Section 306(b) of the Act provides, in part, that: “[I]n no instance shall an employe receiving compensation under this section receive more in compensation and wages combined than a fellow employe in employment similar to that in which the injured employe was engaged at the time of the injury” (Emphasis added.)
As to the Claimants herein, the total of compensation and wages they each have received exceeds the total compensation received by some of their fellow employees engaged in similar employment. Penn Power contends that pursuant to Section 306(b) of the Act, Claimants’ wages and compensation for their alleged disabilities cannot exceed the wages of any co-worker for the same period and because such is the case here, benefits should be denied. This exact argument was presented by the employer in Duquesne Light and rejected. We decline to accept Penn Power’s contentions herein for the same reasons we stated in Duquesne Light:
This interpretation does not serve the remedial nature of the Act, which was designed to offset*41 the losses of injured workers. Section 306(b) is intended to assure that the system-of-loss measurement remains calibrated; that changing conditions do not transform compensation into unjust enrichment. We hold that the average wage of the claimants fellow employees should be used for purposes of comparison with the claimants wages and compensation under this section.
Duquesne Light at 69, 465 A.2d at 82. Accordingly, we conclude that the Claimants do qualify for partial disability compensation benefits.
However, we must address the additional question of timeliness raised by Penn Power regarding the Quigley petition for reinstatement of benefits. Although this issue was raised by Penn Power before both the referee and the Board, it was not addressed by either.

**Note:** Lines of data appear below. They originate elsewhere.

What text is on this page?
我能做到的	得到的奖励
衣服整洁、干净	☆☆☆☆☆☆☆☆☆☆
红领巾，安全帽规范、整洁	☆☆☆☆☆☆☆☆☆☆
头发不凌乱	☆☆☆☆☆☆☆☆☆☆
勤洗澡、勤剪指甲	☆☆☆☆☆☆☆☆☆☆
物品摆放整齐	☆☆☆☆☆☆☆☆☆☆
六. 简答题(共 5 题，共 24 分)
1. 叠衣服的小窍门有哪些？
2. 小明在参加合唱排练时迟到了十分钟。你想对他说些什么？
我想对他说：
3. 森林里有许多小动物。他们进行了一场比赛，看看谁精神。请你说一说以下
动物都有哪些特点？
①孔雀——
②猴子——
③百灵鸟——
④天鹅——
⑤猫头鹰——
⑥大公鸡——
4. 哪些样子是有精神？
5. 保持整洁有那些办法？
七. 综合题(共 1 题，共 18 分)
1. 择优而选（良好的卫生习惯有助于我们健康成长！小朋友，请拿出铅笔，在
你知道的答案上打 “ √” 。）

It is required pursuant to Section 413 of the Act,. 77 P.S. §772 that a petition for reinstatement of benefits be filed “within three years after the date of the most recent payment of compensation made prior to the filing of such petition . . .”. Our reading of the record herein reveals that Quigley last received compensation on September 1, 1980 but did not file his petition for reinstatement of benefits until six years later. Clearly, his petition for reinstatement is untimely.
Order
And Now, this 13th day of December, 1988, the orders of the Workmen's Compensation Appeal Board at No. A-91681 with respect to George Roberts, and No. A-91643 with respect to Robert Kelly are hereby affirmed; and the decision and order of the Board at No. A-91679 with respect to Paul Quigley is hereby reversed.
Roberts, Kelly and Quigley will at times throughout this opinion be referred to collectively as Claimants.
Our review of the record also reveals that the supplemental agreement between Quigley and Penn Power was not signed until February 4, 1981 and that Quigleys petition for reinstatement was requesting partial disability for the period February 8, 1980 through April 1, 1980. Thus, it was possible for Quigley to file a review petition (for which there is no time limitation) alleging that the supplemental agreement was in error because it failed to compute partial disability benefits. Unfortunately, a lair reading of the petition as it now stands cannot be considered as a review petition alleging error in computation of benefits. Therefore, we cannot consider it as such.